O governo saiu da posição de imobilismo sob o impacto do conflito sem precedentes, às portas da sua sede, entre agentes civis armados e amotinados e a Tropa de Choque da PM chamada a impedir a invasão do palácio. Decerto não se teria chegado a esse episódio de extrema gravidade, incitado pelo sindicalismo de perversos resultados políticos, se o Executivo estadual tivesse atentado a tempo - como já assinalamos nesta página - para a extensão do descontentamento da Polícia com os baixos salários, a estrutura da carreira e os critérios para as aposentadorias dos 35 mil servidores do setor. Mas o pacote afinal autorizado pelo governador José Serra representou um avanço inequívoco em relação à primeira - e irrealista - oferta, ao custo adicional de R$ 830 milhões para os cofres estaduais.
Em síntese, o governo se dispôs a conceder dois aumentos de 6,5% (um em janeiro próximo, outro no mesmo mês de 2010) no salário-base da categoria, além de promover cerca de 17 mil policiais, entre eles 1.100 delegados, mediante a extinção da chamada 5ª classe da carreira, a de menor paga, e a transformação da classe seguinte em estágio probatório, e restabelecer a aposentadoria especial. "Quem tiver promoção ganhará um bom aumento, mas a maioria terá pouco e haverá ainda os que vão ganhar menos", criticou o diretor da Associação dos Delegados, André Dahmer, inicialmente favorável ao fim da greve - e hoje dizendo que pode durar até o fim do governo Serra. Os policiais reivindicam, entre outras coisas, reajuste imediato de 15%, mais 12% em 2009 e 2010.

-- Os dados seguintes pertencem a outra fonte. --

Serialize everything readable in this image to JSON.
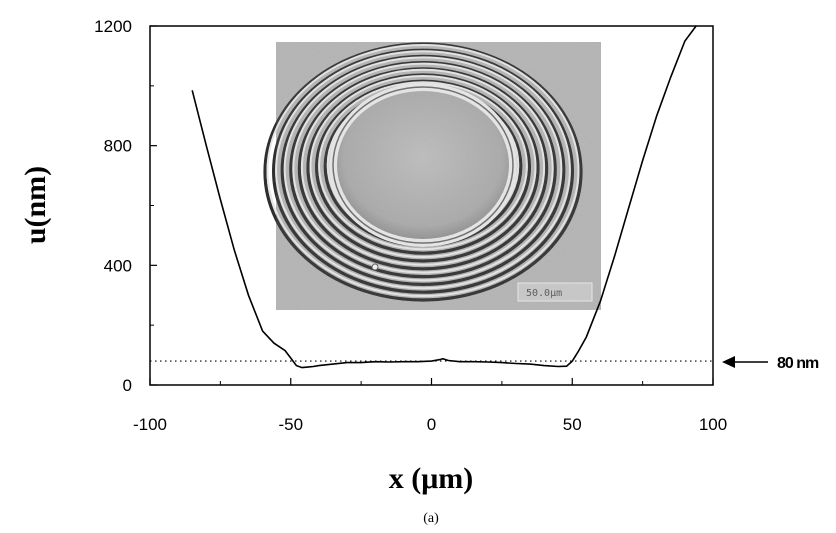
{
  "chart_data": {
    "type": "line",
    "xlabel": "x (μm)",
    "ylabel": "u(nm)",
    "xlim": [
      -100,
      100
    ],
    "ylim": [
      0,
      1200
    ],
    "x_ticks": [
      -100,
      -50,
      0,
      50,
      100
    ],
    "x_tick_labels": [
      "-100",
      "-50",
      "0",
      "50",
      "100"
    ],
    "y_ticks": [
      0,
      400,
      800,
      1200
    ],
    "y_tick_labels": [
      "0",
      "400",
      "800",
      "1200"
    ],
    "grid": false,
    "series": [
      {
        "x": [
          -85,
          -80,
          -75,
          -70,
          -65,
          -60,
          -56,
          -52,
          -50,
          -48,
          -46,
          -44,
          -42,
          -40,
          -35,
          -30,
          -25,
          -20,
          -15,
          -10,
          -5,
          0,
          3,
          4,
          6,
          10,
          15,
          20,
          25,
          30,
          35,
          40,
          45,
          48,
          50,
          52,
          55,
          60,
          65,
          70,
          75,
          80,
          85,
          90,
          94
        ],
        "y": [
          985,
          800,
          620,
          450,
          300,
          180,
          140,
          115,
          90,
          65,
          58,
          60,
          62,
          65,
          70,
          75,
          75,
          78,
          77,
          78,
          78,
          80,
          85,
          88,
          82,
          78,
          78,
          77,
          75,
          72,
          70,
          65,
          62,
          63,
          80,
          110,
          160,
          280,
          430,
          590,
          750,
          900,
          1030,
          1150,
          1200
        ]
      }
    ],
    "reference_line": {
      "y": 80,
      "style": "dotted",
      "label": "80 nm"
    },
    "inset": {
      "type": "interference-fringe-micrograph",
      "scale_label": "50.0µm"
    },
    "caption": "(a)"
  }
}
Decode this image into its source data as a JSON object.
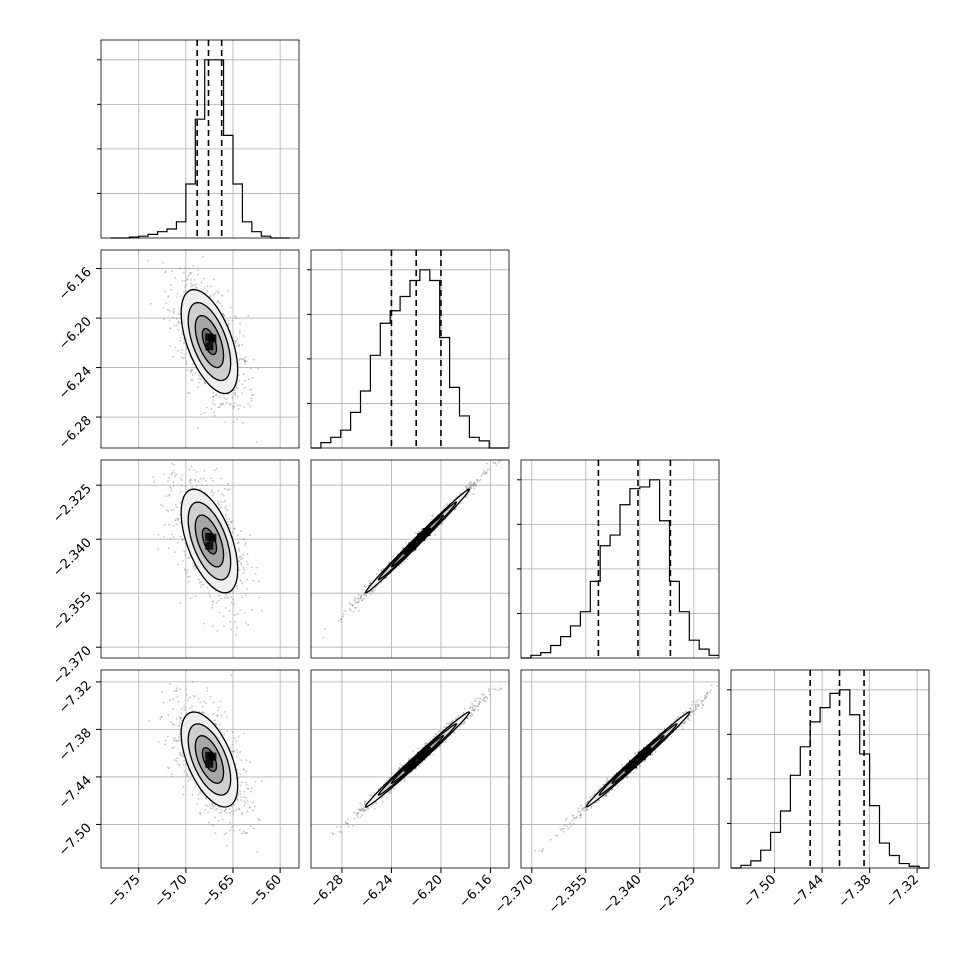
{
  "chart_data": {
    "type": "corner",
    "parameters": 4,
    "quantiles_shown": [
      0.16,
      0.5,
      0.84
    ],
    "grid": true,
    "axes": [
      {
        "range": [
          -5.79,
          -5.58
        ],
        "ticks": [
          -5.75,
          -5.7,
          -5.65,
          -5.6
        ],
        "tick_labels": [
          "−5.75",
          "−5.70",
          "−5.65",
          "−5.60"
        ]
      },
      {
        "range": [
          -6.305,
          -6.145
        ],
        "ticks": [
          -6.28,
          -6.24,
          -6.2,
          -6.16
        ],
        "tick_labels": [
          "−6.28",
          "−6.24",
          "−6.20",
          "−6.16"
        ]
      },
      {
        "range": [
          -2.373,
          -2.318
        ],
        "ticks": [
          -2.37,
          -2.355,
          -2.34,
          -2.325
        ],
        "tick_labels": [
          "−2.370",
          "−2.355",
          "−2.340",
          "−2.325"
        ]
      },
      {
        "range": [
          -7.555,
          -7.305
        ],
        "ticks": [
          -7.5,
          -7.44,
          -7.38,
          -7.32
        ],
        "tick_labels": [
          "−7.50",
          "−7.44",
          "−7.38",
          "−7.32"
        ]
      }
    ],
    "marginals": [
      {
        "bins": [
          -5.78,
          -5.77,
          -5.76,
          -5.75,
          -5.74,
          -5.73,
          -5.72,
          -5.71,
          -5.7,
          -5.69,
          -5.68,
          -5.67,
          -5.66,
          -5.65,
          -5.64,
          -5.63,
          -5.62,
          -5.61,
          -5.6,
          -5.59
        ],
        "counts": [
          0,
          0,
          0.005,
          0.01,
          0.02,
          0.035,
          0.05,
          0.09,
          0.3,
          0.66,
          0.99,
          0.99,
          0.57,
          0.3,
          0.09,
          0.035,
          0.01,
          0,
          0
        ],
        "quantiles": [
          -5.688,
          -5.676,
          -5.662
        ]
      },
      {
        "bins": [
          -6.305,
          -6.297,
          -6.289,
          -6.281,
          -6.273,
          -6.265,
          -6.257,
          -6.249,
          -6.241,
          -6.233,
          -6.225,
          -6.217,
          -6.209,
          -6.201,
          -6.193,
          -6.185,
          -6.177,
          -6.169,
          -6.161,
          -6.153,
          -6.145
        ],
        "counts": [
          0,
          0.03,
          0.06,
          0.1,
          0.2,
          0.32,
          0.52,
          0.7,
          0.77,
          0.85,
          0.94,
          1.0,
          0.94,
          0.62,
          0.34,
          0.18,
          0.06,
          0.04,
          0,
          0
        ],
        "quantiles": [
          -6.24,
          -6.22,
          -6.2
        ]
      },
      {
        "bins": [
          -2.373,
          -2.37025,
          -2.3675,
          -2.36475,
          -2.362,
          -2.35925,
          -2.3565,
          -2.35375,
          -2.351,
          -2.34825,
          -2.3455,
          -2.34275,
          -2.34,
          -2.33725,
          -2.3345,
          -2.33175,
          -2.329,
          -2.32625,
          -2.3235,
          -2.32075,
          -2.318
        ],
        "counts": [
          0,
          0.015,
          0.03,
          0.07,
          0.12,
          0.18,
          0.26,
          0.43,
          0.63,
          0.69,
          0.86,
          0.95,
          0.96,
          1.0,
          0.77,
          0.43,
          0.26,
          0.1,
          0.05,
          0.015
        ],
        "quantiles": [
          -2.3515,
          -2.3405,
          -2.3315
        ]
      },
      {
        "bins": [
          -7.555,
          -7.5425,
          -7.53,
          -7.5175,
          -7.505,
          -7.4925,
          -7.48,
          -7.4675,
          -7.455,
          -7.4425,
          -7.43,
          -7.4175,
          -7.405,
          -7.3925,
          -7.38,
          -7.3675,
          -7.355,
          -7.3425,
          -7.33,
          -7.3175,
          -7.305
        ],
        "counts": [
          0,
          0.015,
          0.04,
          0.1,
          0.2,
          0.32,
          0.52,
          0.68,
          0.82,
          0.9,
          0.98,
          1.0,
          0.86,
          0.64,
          0.35,
          0.14,
          0.07,
          0.025,
          0.01,
          0
        ],
        "quantiles": [
          -7.455,
          -7.418,
          -7.387
        ]
      }
    ],
    "pairs": [
      {
        "x": 0,
        "y": 1,
        "mean": [
          -5.675,
          -6.219
        ],
        "sd": [
          0.015,
          0.021
        ],
        "corr": -0.55
      },
      {
        "x": 0,
        "y": 2,
        "mean": [
          -5.675,
          -2.3405
        ],
        "sd": [
          0.015,
          0.0072
        ],
        "corr": -0.55
      },
      {
        "x": 1,
        "y": 2,
        "mean": [
          -6.219,
          -2.3405
        ],
        "sd": [
          0.021,
          0.0072
        ],
        "corr": 0.995
      },
      {
        "x": 0,
        "y": 3,
        "mean": [
          -5.675,
          -7.418
        ],
        "sd": [
          0.015,
          0.03
        ],
        "corr": -0.55
      },
      {
        "x": 1,
        "y": 3,
        "mean": [
          -6.219,
          -7.418
        ],
        "sd": [
          0.021,
          0.03
        ],
        "corr": 0.993
      },
      {
        "x": 2,
        "y": 3,
        "mean": [
          -2.3405,
          -7.418
        ],
        "sd": [
          0.0072,
          0.03
        ],
        "corr": 0.994
      }
    ],
    "colors": {
      "line": "#000000",
      "grid": "#b0b0b0",
      "point": "#7f7f7f",
      "density": "#000000"
    }
  }
}
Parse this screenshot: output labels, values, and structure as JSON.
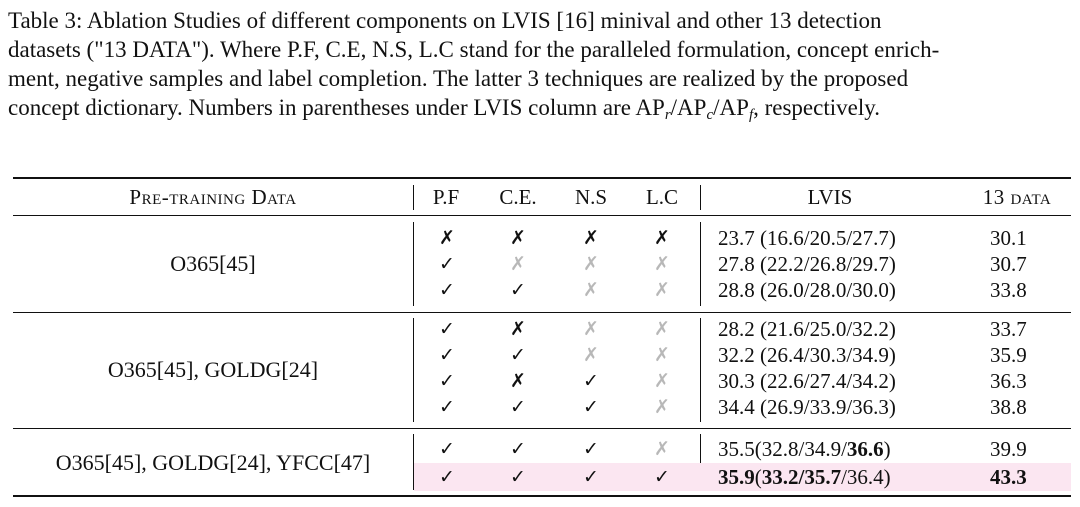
{
  "caption": {
    "line1": "Table 3: Ablation Studies of different components on LVIS [16] minival and other 13 detection",
    "line2": "datasets (\"13 DATA\"). Where P.F, C.E, N.S, L.C stand for the paralleled formulation, concept enrich-",
    "line3": "ment, negative samples and label completion. The latter 3 techniques are realized by the proposed",
    "line4_start": "concept dictionary. Numbers in parentheses under LVIS column are AP",
    "sub_r": "r",
    "slash1": "/AP",
    "sub_c": "c",
    "slash2": "/AP",
    "sub_f": "f",
    "line4_end": ", respectively."
  },
  "headers": {
    "pretraining": "Pre-training Data",
    "pf": "P.F",
    "ce": "C.E.",
    "ns": "N.S",
    "lc": "L.C",
    "lvis": "LVIS",
    "data13": "13 data"
  },
  "groups": [
    {
      "label": "O365[45]",
      "rows": [
        {
          "marks": [
            "✗",
            "✗",
            "✗",
            "✗"
          ],
          "lvis": "23.7 (16.6/20.5/27.7)",
          "data13": "30.1"
        },
        {
          "marks": [
            "✓",
            "✗",
            "✗",
            "✗"
          ],
          "lvis": "27.8 (22.2/26.8/29.7)",
          "data13": "30.7"
        },
        {
          "marks": [
            "✓",
            "✓",
            "✗",
            "✗"
          ],
          "lvis": "28.8 (26.0/28.0/30.0)",
          "data13": "33.8"
        }
      ]
    },
    {
      "label": "O365[45], GOLDG[24]",
      "rows": [
        {
          "marks": [
            "✓",
            "✗",
            "✗",
            "✗"
          ],
          "lvis": "28.2 (21.6/25.0/32.2)",
          "data13": "33.7"
        },
        {
          "marks": [
            "✓",
            "✓",
            "✗",
            "✗"
          ],
          "lvis": "32.2 (26.4/30.3/34.9)",
          "data13": "35.9"
        },
        {
          "marks": [
            "✓",
            "✗",
            "✓",
            "✗"
          ],
          "lvis": "30.3 (22.6/27.4/34.2)",
          "data13": "36.3"
        },
        {
          "marks": [
            "✓",
            "✓",
            "✓",
            "✗"
          ],
          "lvis": "34.4 (26.9/33.9/36.3)",
          "data13": "38.8"
        }
      ]
    },
    {
      "label": "O365[45], GOLDG[24], YFCC[47]",
      "rows": [
        {
          "marks": [
            "✓",
            "✓",
            "✓",
            "✗"
          ],
          "lvis_a": "35.5(32.8/34.9/",
          "lvis_b": "36.6",
          "lvis_c": ")",
          "data13": "39.9"
        },
        {
          "marks": [
            "✓",
            "✓",
            "✓",
            "✓"
          ],
          "lvis_a": "35.9",
          "lvis_b": "(",
          "lvis_c": "33.2/35.7",
          "lvis_d": "/36.4)",
          "data13": "43.3",
          "highlight_color": "#fbe6f1"
        }
      ]
    }
  ]
}
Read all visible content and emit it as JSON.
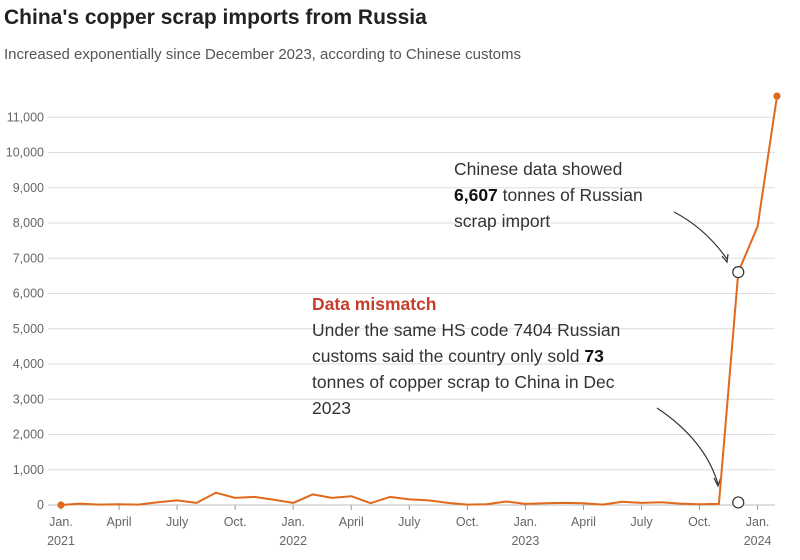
{
  "header": {
    "title": "China's copper scrap imports from Russia",
    "subtitle": "Increased exponentially since  December 2023, according to Chinese customs"
  },
  "colors": {
    "line": "#e06a1b",
    "grid": "#dddddd",
    "mismatch": "#c73e2a"
  },
  "annotations": {
    "chinese": {
      "line1": "Chinese data showed",
      "value": "6,607",
      "line2_rest": " tonnes of Russian",
      "line3": "scrap import"
    },
    "mismatch": {
      "heading": "Data mismatch",
      "line1": "Under the same HS code 7404 Russian",
      "line2_pre": "customs said the country only sold ",
      "value": "73",
      "line3": "tonnes of copper scrap to China in Dec",
      "line4": "2023"
    }
  },
  "chart_data": {
    "type": "line",
    "title": "China's copper scrap imports from Russia",
    "subtitle": "Increased exponentially since  December 2023, according to Chinese customs",
    "ylim": [
      0,
      11500
    ],
    "yticks": [
      0,
      1000,
      2000,
      3000,
      4000,
      5000,
      6000,
      7000,
      8000,
      9000,
      10000,
      11000
    ],
    "ytick_labels": [
      "0",
      "1,000",
      "2,000",
      "3,000",
      "4,000",
      "5,000",
      "6,000",
      "7,000",
      "8,000",
      "9,000",
      "10,000",
      "11,000"
    ],
    "xticks": [
      {
        "month": "2021-01",
        "label": "Jan.",
        "year": "2021"
      },
      {
        "month": "2021-04",
        "label": "April",
        "year": ""
      },
      {
        "month": "2021-07",
        "label": "July",
        "year": ""
      },
      {
        "month": "2021-10",
        "label": "Oct.",
        "year": ""
      },
      {
        "month": "2022-01",
        "label": "Jan.",
        "year": "2022"
      },
      {
        "month": "2022-04",
        "label": "April",
        "year": ""
      },
      {
        "month": "2022-07",
        "label": "July",
        "year": ""
      },
      {
        "month": "2022-10",
        "label": "Oct.",
        "year": ""
      },
      {
        "month": "2023-01",
        "label": "Jan.",
        "year": "2023"
      },
      {
        "month": "2023-04",
        "label": "April",
        "year": ""
      },
      {
        "month": "2023-07",
        "label": "July",
        "year": ""
      },
      {
        "month": "2023-10",
        "label": "Oct.",
        "year": ""
      },
      {
        "month": "2024-01",
        "label": "Jan.",
        "year": "2024"
      }
    ],
    "grid": true,
    "series": [
      {
        "name": "China copper scrap imports from Russia (tonnes)",
        "x": [
          "2021-01",
          "2021-02",
          "2021-03",
          "2021-04",
          "2021-05",
          "2021-06",
          "2021-07",
          "2021-08",
          "2021-09",
          "2021-10",
          "2021-11",
          "2021-12",
          "2022-01",
          "2022-02",
          "2022-03",
          "2022-04",
          "2022-05",
          "2022-06",
          "2022-07",
          "2022-08",
          "2022-09",
          "2022-10",
          "2022-11",
          "2022-12",
          "2023-01",
          "2023-02",
          "2023-03",
          "2023-04",
          "2023-05",
          "2023-06",
          "2023-07",
          "2023-08",
          "2023-09",
          "2023-10",
          "2023-11",
          "2023-12",
          "2024-01",
          "2024-02"
        ],
        "values": [
          0,
          40,
          10,
          20,
          10,
          80,
          130,
          60,
          350,
          200,
          230,
          150,
          60,
          300,
          200,
          250,
          50,
          230,
          160,
          130,
          60,
          10,
          20,
          100,
          30,
          50,
          60,
          50,
          10,
          90,
          60,
          80,
          40,
          20,
          30,
          6607,
          7900,
          11600
        ],
        "markers": [
          {
            "x": "2021-01",
            "value": 0,
            "style": "filled"
          },
          {
            "x": "2023-12",
            "value": 6607,
            "style": "hollow"
          },
          {
            "x": "2024-02",
            "value": 11600,
            "style": "filled"
          }
        ]
      },
      {
        "name": "Russian customs, Dec 2023 (tonnes)",
        "x": [
          "2023-12"
        ],
        "values": [
          73
        ],
        "markers": [
          {
            "x": "2023-12",
            "value": 73,
            "style": "hollow"
          }
        ]
      }
    ]
  }
}
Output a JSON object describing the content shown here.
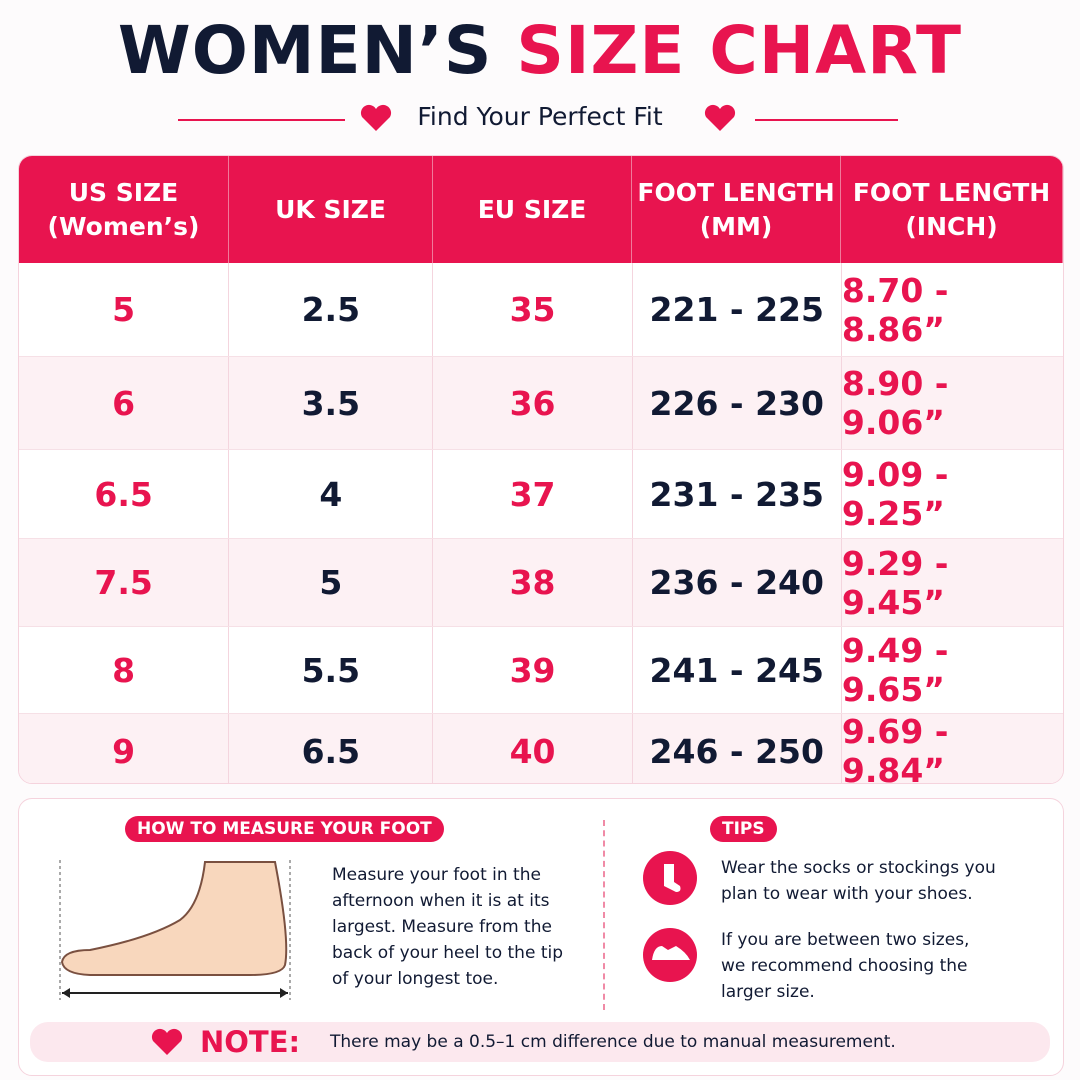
{
  "title": {
    "part1": "WOMEN’S",
    "part2": "SIZE CHART"
  },
  "subtitle": "Find Your Perfect Fit",
  "table": {
    "headers": [
      [
        "US SIZE",
        "(Women’s)"
      ],
      [
        "UK SIZE"
      ],
      [
        "EU SIZE"
      ],
      [
        "FOOT LENGTH",
        "(MM)"
      ],
      [
        "FOOT LENGTH",
        "(INCH)"
      ]
    ],
    "rows": [
      [
        "5",
        "2.5",
        "35",
        "221 - 225",
        "8.70 - 8.86”"
      ],
      [
        "6",
        "3.5",
        "36",
        "226 - 230",
        "8.90 - 9.06”"
      ],
      [
        "6.5",
        "4",
        "37",
        "231 - 235",
        "9.09 - 9.25”"
      ],
      [
        "7.5",
        "5",
        "38",
        "236 - 240",
        "9.29 - 9.45”"
      ],
      [
        "8",
        "5.5",
        "39",
        "241 - 245",
        "9.49 - 9.65”"
      ],
      [
        "9",
        "6.5",
        "40",
        "246 - 250",
        "9.69 - 9.84”"
      ]
    ]
  },
  "measure": {
    "heading": "HOW TO MEASURE YOUR FOOT",
    "text": "Measure your foot in the afternoon when it is at its largest. Measure from the back of your heel to the tip of your longest toe."
  },
  "tips": {
    "heading": "TIPS",
    "items": [
      "Wear the socks or stockings you plan to wear with your shoes.",
      "If you are between two sizes, we recommend choosing the larger size."
    ]
  },
  "note": {
    "label": "NOTE:",
    "text": "There may be a 0.5–1 cm difference due to manual measurement."
  }
}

O delegado se queixa de que "faltou diálogo". Retruca o governo que o diálogo é prejudicado pela recusa dos grevistas de suspender o movimento - e praticamente impossibilitado pela inexistência de uma pauta única, estável, de demandas. O inchaço dos pedidos se explica pela fragmentação dos interlocutores do Executivo: são nada menos de 18 os organismos interessados, que representam diferentes setores corporativos da Polícia Civil, agregando pontos específicos à agenda básica. A Associação dos Delegados, por exemplo, insiste numa "ampla reforma" da Polícia Civil. Eles compartilham com colegas de outros Estados a reivindicação de equiparar os seus salários iniciais aos dos juízes e promotores, cujo piso, em São Paulo, é da ordem de R$ 19 mil mensais. O dos delegados, atualmente, é inferior a R$ 4 mil. (Passaria a R$ 5.203.)
A frente da crise se transferiu para a Assembléia Legislativa. O Palácio dos Bandeirantes deixou as eventuais negociações sob a responsabilidade do líder do governo, Barros Munhoz. De novo, no entanto, não está claro quais e quantos serão os interlocutores. Parte das lideranças grevistas, por sinal, desrespeita a hierarquia da instituição, propensa a buscar um acordo capaz de levar ao fim da greve, por intermédio do Legislativo. Já os mais duros querem manter o foco das pressões voltado para o Executivo. A "nacionalização" do problema joga a favor da intransigência. A eclosão de greves no Rio Grande do Sul e no Rio de Janeiro é tida como provável. Outras podem acontecer na Bahia, Pará, Acre, Alagoas e Paraná.
A Confederação Brasileira de Trabalhadores Policiais Civis (Cobrapol) convocou os sindicatos estaduais para uma reunião em Brasília. "Vamos discutir um movimento nacional", diz o presidente da entidade, Jânio Gandra. Ele cita entre as principais demandas em comum a aposentadoria especial e a reestruturação das carreiras - esta última embute a aprovação de uma emenda constitucional para que o piso salarial dos delegados seja igual, em cada Estado, ao dos promotores públicos. É um cenário sombrio.